Theater
▶ DDR-Krimi mal anders: Polizeiruf zieht samt Publikum durch die Stadt
Neustrelitz / Lesedauer: 3 min
Kein Schuss. Kein Schrei. Keine Leiche. Aber Dramatisches muss passiert sein, wenn Vera Arndt herbeieilt. Schließlich ist die Kommissarin fernsehkrimi-bekannt, ermittelte 48 Mal im „Polizeiruf 110“.
Mord an einem Travestie-Künstler
Jahre später führt der Mord an einem Travestie-Künstler sie nun nach Neustrelitz, wo sie mit innovativer Ermittlungsarbeit konfrontiert wird: Ganz normale Bürger dürfen als Polizeihelfer an der Lösung der Fälle mitwirken. Na gut, nicht bei der echten Polizei, dafür bei einem so pfiffigen wie zugkräftigen neuen Format des Landestheaters – einer Verbrecherjagd durch die Innenstadt statt auf der Bühne.

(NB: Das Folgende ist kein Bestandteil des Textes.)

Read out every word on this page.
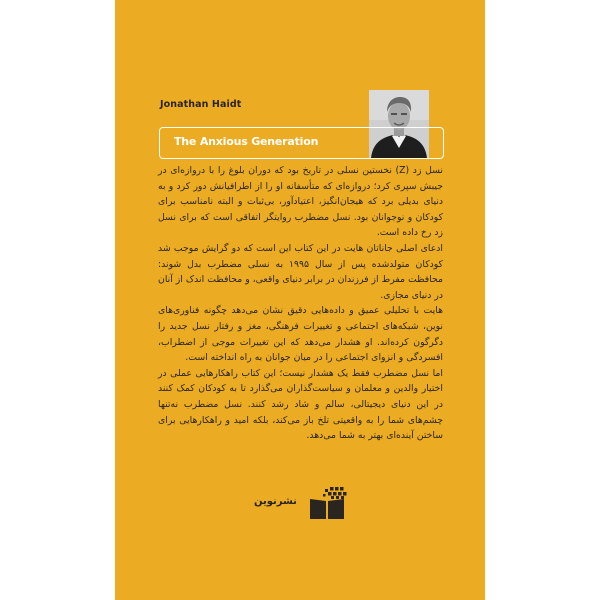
Jonathan Haidt
The Anxious Generation

نسل زد (Z) نخستین نسلی در تاریخ بود که دوران بلوغ را با دروازه‌ای در جیبش سپری کرد؛ دروازه‌ای که متأسفانه او را از اطرافیانش دور کرد و به دنیای بدیلی برد که هیجان‌انگیز، اعتیادآور، بی‌ثبات و البته نامناسب برای کودکان و نوجوانان بود. نسل مضطرب روایتگر اتفاقی است که برای نسل زد رخ داده است.

ادعای اصلی جاناتان هایت در این کتاب این است که دو گرایش موجب شد کودکان متولدشده پس از سال ۱۹۹۵ به نسلی مضطرب بدل شوند: محافظت مفرط از فرزندان در برابر دنیای واقعی، و محافظت اندک از آنان در دنیای مجازی.

هایت با تحلیلی عمیق و داده‌هایی دقیق نشان می‌دهد چگونه فناوری‌های نوین، شبکه‌های اجتماعی و تغییرات فرهنگی، مغز و رفتار نسل جدید را دگرگون کرده‌اند. او هشدار می‌دهد که این تغییرات موجی از اضطراب، افسردگی و انزوای اجتماعی را در میان جوانان به راه انداخته است.

اما نسل مضطرب فقط یک هشدار نیست؛ این کتاب راهکارهایی عملی در اختیار والدین و معلمان و سیاست‌گذاران می‌گذارد تا به کودکان کمک کنند در این دنیای دیجیتالی، سالم و شاد رشد کنند. نسل مضطرب نه‌تنها چشم‌های شما را به واقعیتی تلخ باز می‌کند، بلکه امید و راهکارهایی برای ساختن آینده‌ای بهتر به شما می‌دهد.

نشرنوین
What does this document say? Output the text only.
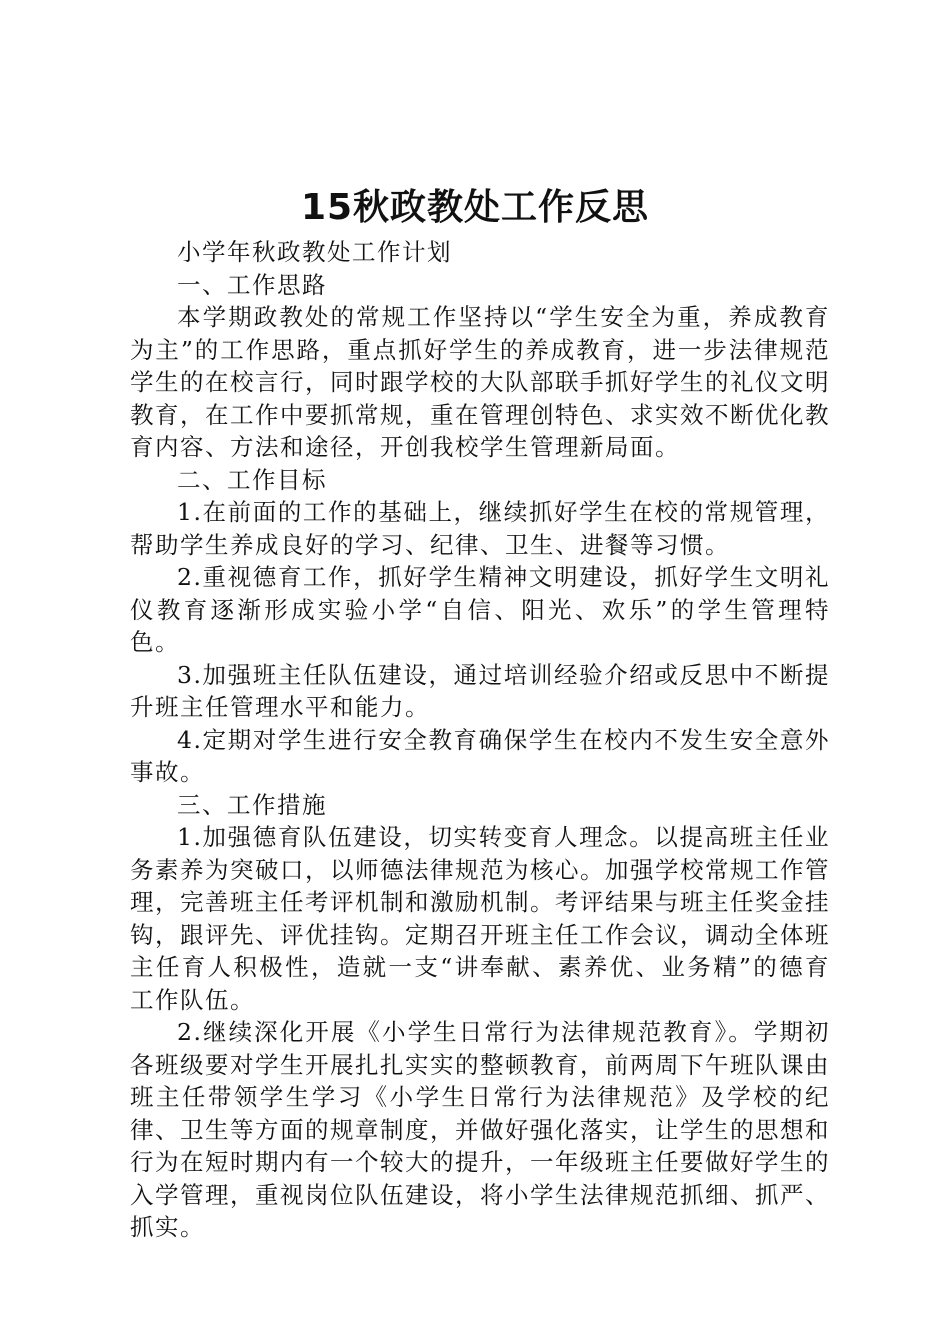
15秋政教处工作反思

小学年秋政教处工作计划

一、工作思路

本学期政教处的常规工作坚持以“学生安全为重，养成教育为主”的工作思路，重点抓好学生的养成教育，进一步法律规范学生的在校言行，同时跟学校的大队部联手抓好学生的礼仪文明教育，在工作中要抓常规，重在管理创特色、求实效不断优化教育内容、方法和途径，开创我校学生管理新局面。

二、工作目标

1.在前面的工作的基础上，继续抓好学生在校的常规管理，帮助学生养成良好的学习、纪律、卫生、进餐等习惯。

2.重视德育工作，抓好学生精神文明建设，抓好学生文明礼仪教育逐渐形成实验小学“自信、阳光、欢乐”的学生管理特色。

3.加强班主任队伍建设，通过培训经验介绍或反思中不断提升班主任管理水平和能力。

4.定期对学生进行安全教育确保学生在校内不发生安全意外事故。

三、工作措施

1.加强德育队伍建设，切实转变育人理念。以提高班主任业务素养为突破口，以师德法律规范为核心。加强学校常规工作管理，完善班主任考评机制和激励机制。考评结果与班主任奖金挂钩，跟评先、评优挂钩。定期召开班主任工作会议，调动全体班主任育人积极性，造就一支“讲奉献、素养优、业务精”的德育工作队伍。

2.继续深化开展《小学生日常行为法律规范教育》。学期初各班级要对学生开展扎扎实实的整顿教育，前两周下午班队课由班主任带领学生学习《小学生日常行为法律规范》及学校的纪律、卫生等方面的规章制度，并做好强化落实，让学生的思想和行为在短时期内有一个较大的提升，一年级班主任要做好学生的入学管理，重视岗位队伍建设，将小学生法律规范抓细、抓严、抓实。
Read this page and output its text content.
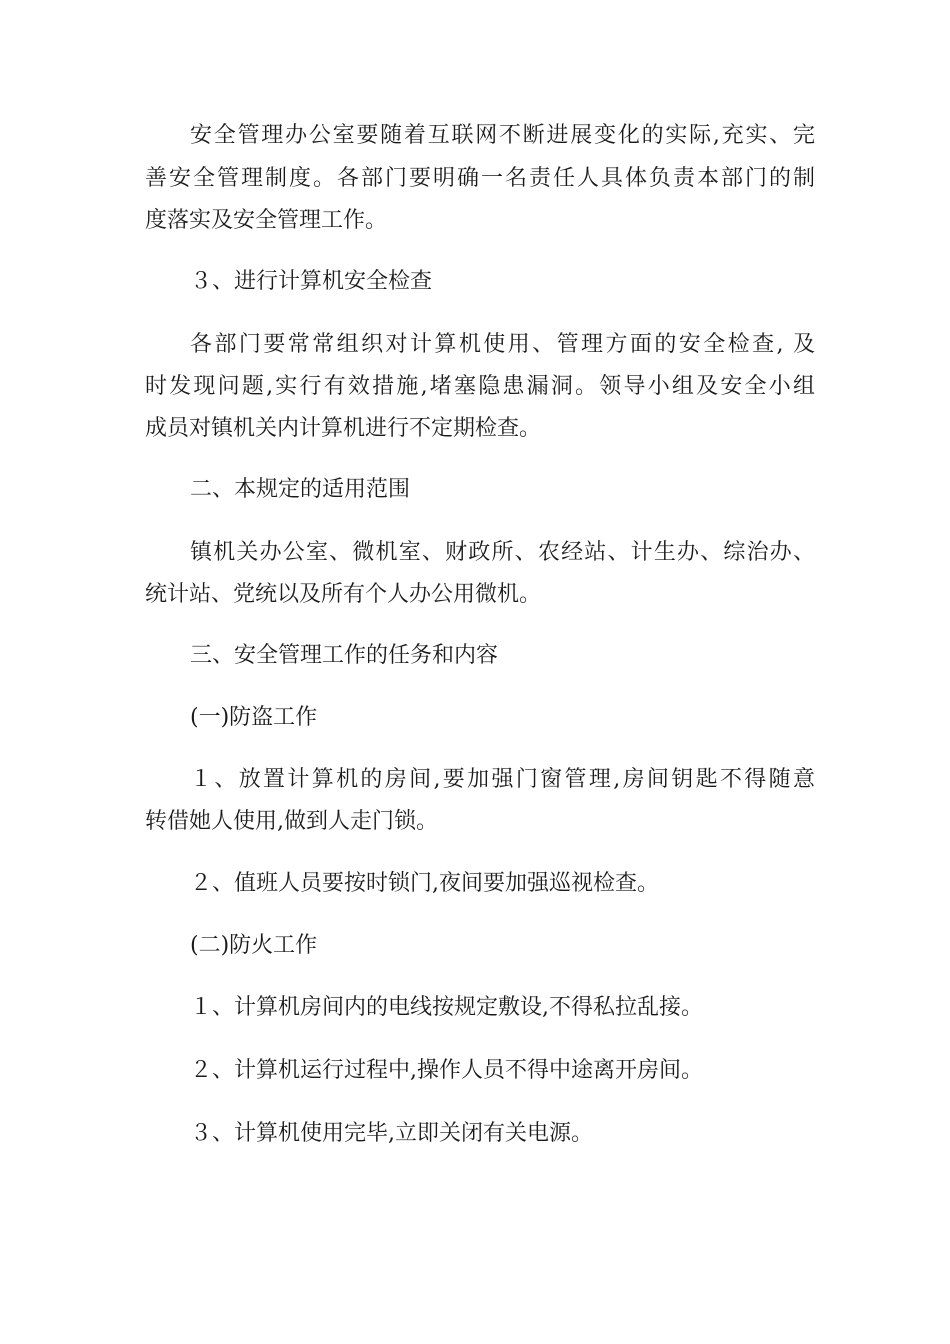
安全管理办公室要随着互联网不断进展变化的实际,充实、完
善安全管理制度。各部门要明确一名责任人具体负责本部门的制
度落实及安全管理工作。
３、进行计算机安全检查
各部门要常常组织对计算机使用、管理方面的安全检查, 及
时发现问题,实行有效措施,堵塞隐患漏洞。领导小组及安全小组
成员对镇机关内计算机进行不定期检查。
二、本规定的适用范围
镇机关办公室、微机室、财政所、农经站、计生办、综治办、
统计站、党统以及所有个人办公用微机。
三、安全管理工作的任务和内容
(一)防盗工作
１、放置计算机的房间,要加强门窗管理,房间钥匙不得随意
转借她人使用,做到人走门锁。
２、值班人员要按时锁门,夜间要加强巡视检查。
(二)防火工作
１、计算机房间内的电线按规定敷设,不得私拉乱接。
２、计算机运行过程中,操作人员不得中途离开房间。
３、计算机使用完毕,立即关闭有关电源。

„Sind Sie alle Zeugen?“, begrüßt Vera Arndt alias Schauspieler Dirk Schmidt, der die Story auch geschrieben und inszeniert hat, das unternehmungslustige Publikum am Bühneneingang. Hier verteidigt aber erst mal lautstark der einheimische Kollege sein Revier. Kojawiak, der gern Kojak genannt wird - wenn auch von einer Dame, die er lieber meidet: der suspekten Kunsthändlerin Alexandra von Hufenberg, die das Mordopfer gut kannte.
Überraschende Wendung
Also auf zum Tatort, denn tatsächlich gab es sogar drei Schüsse, bestimmt mehr als einen Schrei und auf jeden Fall eine Leiche, sodass es Spuren zu sichern gilt. Gern folgt das motivierte Publikum der Herausforderung, „Konzentriert! Und! Zügig!“ die Ermittlung zu begleiten, sucht bereitwillig nach Patronenhülsen und nimmt ebenso Anteil an der routinierten Zielstrebigkeit der Vera Arndt wie am cholerischen Naturell von Kojak, der sich schnell auf einen Verdächtigen einschießt. Den erwischen die Kommissare denn auch mitten auf dem Markt; Flucht, Ergreifung und Vernehmung münden schließlich in eine sehr überraschende Wendung des Mordfalls.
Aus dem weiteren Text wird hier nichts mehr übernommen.